Retraite et pénibilité

Publié le par Patrick LEBORGNE

Retraite et pénibilité :

 


Le gouvernement empêtré dans ses mensonges

 

A l’occasion de du report de l’âge de départ en retraite et pour essayer de faire passer la pilule de l’accroissement de la souffrance au travail et des inégalités devant l’espérance de vie, la droite et le Medef ont promis (depuis la loi Fillon) des « négociations » sur la pénibilité des métiers et des situations de travail. Difficile d’éviter la question, même si, pour eux, en parler est du domaine compassionnel et subsidiaire.

Alors les voilà embarqués dans des reports sans fin du délicat sujet : que faire face aux ouvriers du bâtiment de 55 ans qui meurent sans vivre le début de leur retraite ? Que faire des ouvriers dont l’espérance de vie moyenne en bonne santé est de 59 ans ? Que faire face aux 60 % de salariés écartés du travail dés 54, 55, 56, 57, 58 ans, déclarés inaptes, malades ou licenciés car trop « chers » et plus assez « productifs » ?

Depuis 7 ans, le Medef refuse de négocier sur ce sujet comme il s’y était d’abord engagé, et comme le gouvernement le lui avait formellement demandé. La direction de la CFDT, qui avait le plus mis cette cause en avant, est tombée sur « un os ». Visiblement Laurence Parisot n’en a rien à faire des misérables qui crèvent au boulot. Tant pis pour les travailleurs de nuit et postés, pour les chauffeurs, pour les manœuvres, pour les nettoyeurs…

Mais alors va t on vraiment les laisser mourir sans retraite ? Christine Lagarde, lorsqu’elle a annoncé qu’elle supprimerait le droit pour les chômeurs de plus de 57 ans de ne plus « pointer » et de ne plus « rechercher d’emploi », a expliqué : « A 57, ans, on n’est pas foutu ! ». Est-ce seulement quand on est foutu qu’on a droit à la retraite ?

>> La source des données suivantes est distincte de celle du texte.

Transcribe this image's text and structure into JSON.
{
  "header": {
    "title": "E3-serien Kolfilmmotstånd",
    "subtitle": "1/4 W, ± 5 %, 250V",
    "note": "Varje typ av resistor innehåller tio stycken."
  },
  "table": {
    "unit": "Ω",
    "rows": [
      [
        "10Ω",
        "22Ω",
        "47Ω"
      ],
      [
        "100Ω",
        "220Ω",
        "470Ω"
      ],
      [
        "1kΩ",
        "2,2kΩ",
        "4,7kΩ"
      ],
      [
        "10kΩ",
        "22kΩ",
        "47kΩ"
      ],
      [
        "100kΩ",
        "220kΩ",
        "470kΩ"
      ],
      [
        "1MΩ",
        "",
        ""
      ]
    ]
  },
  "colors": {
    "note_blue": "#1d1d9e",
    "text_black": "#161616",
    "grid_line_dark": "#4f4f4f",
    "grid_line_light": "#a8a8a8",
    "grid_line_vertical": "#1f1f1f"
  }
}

Mais comment déterminer le moment où vous êtes foutu ? Voilà le piège dans lequel Wœrth vient de tomber : il déclare que le droit à la retraite pourra être anticipé, mais au cas par cas, lorsque le salarié sera « usé ». Quand il sera « fatigué ». Ce sera un « droit » individuel mais pas collectif. Donc pas de négociation par branche (bâtiment, routiers, chauffeurs,…). Mais c’est l’échec couru d’avance ! Qui va honteusement prendre le pouls de 1,1 million d’ouvriers du bâtiment pour savoir à quel moment le droit à retraite s’ouvre ? Quel sera le « standard » du salarié « usé » ? La « fatigue » ça va se mesurer où et comment ? Le genou en compote, le dos cassé, les poumons pourris de poussière ? Qu el taux d’usure, de handicap ? Et qu’adviendra t il ? Une vraie retraite ou un « arrêt » maladie au rabais ? On imagine l’impasse. Pour tous comme au cas par cas.

A ne plus vouloir de droit collectif, le droit est tué. A ne plus négocier par branche, c’est la fin des partenaires sociaux. A rendre la retraite individualisée, il n’y a plus d’ordre public social. A attendre que le salarié soit individuellement « fichu », il n’y a plus de retraite.

Travaille et crève ! Tel est l’aboutissement des dénégations du gouvernement sur le fond du dossier de la pénibilité. Une impasse… qui renforce l’exigence d’avoir un « âge repère », un âge commun, un droit d’ordre public social partagé, 60 ans et la possibilité de partir avant pour ceux exerçant des métiers particulièrement pénibles.